A brightly colored AI-generated image of a person with long hair looking at articles on the PubMed website. They are surrounded by books and have a flower on their desk.

RAG LLM

使用 Mixtral 8x7b、Haystack 和 PubMed 构建医疗聊天机器人

了解如何使用 PubMed 和 Mixtral 8x7B 创建自定义医疗聊天机器人，用于生成关键词和答案

2024 年 1 月 2 日

不幸的是，全世界有无数人获得医疗保健的机会不足。我很幸运能获得健康保险和良好的医疗服务提供者的照顾。但是，在去看医生之前，我仍然想自己学习一些知识。

技术可以赋能人们掌控自己的健康。大型语言模型可以为聊天机器人提供支持，人们可以在其中提出医疗问题。

在这篇文章中，我将展示如何使用 Haystack 2.0-Beta 和 Mixtral 8x7B 模型，通过从 PubMed 获取研究论文来构建一个医疗聊天机器人。

您可以跟随这个 Colab notebook。您需要一个 HuggingFace API 密钥。在此处注册一个免费账户。

挑战

构建医疗聊天机器人会带来一些挑战。

数据缺乏。HIPAA 和其他隐私法规使得寻找可用于微调模型的公开 QA 数据集更加困难。
提供错误答案对人类的影响。 😬
保持更新。训练一个 LLM 需要很长时间。当它们发布时，它们的知识已经有些过时了。医学研究的突破一直在发生。我对长新冠特别感兴趣，它对人类造成了巨大的影响，并且是持续研究的主题。

因此，我决定使用 RAG 管道将 PubMed 数据与 LLM 结合起来。

PubMed RAG 管道

检索增强生成（RAG）是一种为 LLM 提供上下文以使其能够更好地回答问题的方法。

您将一些文档与一个查询一起传递给 LLM，并提示 LLM 在回答问题时使用这些文档。

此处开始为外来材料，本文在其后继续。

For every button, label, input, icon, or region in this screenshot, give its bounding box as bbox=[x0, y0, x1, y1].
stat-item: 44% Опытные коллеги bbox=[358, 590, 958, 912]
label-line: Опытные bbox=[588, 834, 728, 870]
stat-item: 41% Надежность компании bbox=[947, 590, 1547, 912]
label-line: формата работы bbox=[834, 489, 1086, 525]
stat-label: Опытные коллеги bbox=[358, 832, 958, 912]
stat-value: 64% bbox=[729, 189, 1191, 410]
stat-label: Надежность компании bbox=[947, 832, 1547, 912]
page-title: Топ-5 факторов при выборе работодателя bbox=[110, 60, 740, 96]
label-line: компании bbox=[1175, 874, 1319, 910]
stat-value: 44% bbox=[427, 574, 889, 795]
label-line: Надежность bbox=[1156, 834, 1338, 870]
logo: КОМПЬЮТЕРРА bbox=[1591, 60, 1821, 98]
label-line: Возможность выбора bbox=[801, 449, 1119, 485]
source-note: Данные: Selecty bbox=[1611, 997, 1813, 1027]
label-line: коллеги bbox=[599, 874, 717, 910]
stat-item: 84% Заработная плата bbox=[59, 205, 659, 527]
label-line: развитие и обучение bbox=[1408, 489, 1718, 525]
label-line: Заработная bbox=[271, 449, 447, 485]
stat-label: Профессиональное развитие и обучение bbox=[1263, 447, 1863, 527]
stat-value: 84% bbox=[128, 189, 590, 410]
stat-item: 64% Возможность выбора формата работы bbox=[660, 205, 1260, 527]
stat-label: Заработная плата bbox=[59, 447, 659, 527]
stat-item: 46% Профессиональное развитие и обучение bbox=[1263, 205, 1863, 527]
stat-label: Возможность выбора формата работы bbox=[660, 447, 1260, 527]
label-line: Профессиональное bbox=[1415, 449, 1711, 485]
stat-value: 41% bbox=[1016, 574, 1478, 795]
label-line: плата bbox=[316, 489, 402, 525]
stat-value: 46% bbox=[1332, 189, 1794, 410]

A flowchart diagram showing the architecture of a retrieval augmented generative pipeline. The boxes are Query, Retriever, Your Documents, Prompt, LLM, Output.

PubMed 拥有最新、可靠的医疗信息，因此它似乎是一个坚实的文档来源。此外，还有一个 PyMed 包装器用于 PubMed API，使得查询非常容易。我们将把它包装在一个 Haystack 自定义组件中，将结果格式化为 Documents，以便 Haystack 可以使用它们，并添加一些轻量级的错误处理。

from pymed import PubMed
from typing import List
from haystack import component
from haystack import Document

pubmed = PubMed(tool="Haystack2.0Prototype", email="tilde.thurium@deepset.ai")

def documentize(article):
  return Document(content=article.abstract, meta={'title': article.title, 'keywords': article.keywords})

@component
class PubMedFetcher():

  @component.output_types(articles=List[Document])
  def run(self, queries: list[str]):
    cleaned_queries = queries[0].strip().split('\n')

    articles = []
    try:
      for query in cleaned_queries:
        response = pubmed.query(query, max_results = 1)
        documents = [documentize(article) for article in response]
        articles.extend(documents)
    except Exception as e:
        print(e)
        print(f"Couldn't fetch articles for queries: {queries}" )
    results = {'articles': articles}
    return results

对于模型，我选择了 Mixtral 的 8x7b。Mixtral 是一种独特的模型，它使用 8 个“专家”和一个内部“路由”机制，将一个 token 路由到特定的专家。这也意味着在推理过程中，并非所有参数都会被使用，这使得模型响应速度非常快。这篇 HuggingFace 博客文章更详细地解释了 MoE。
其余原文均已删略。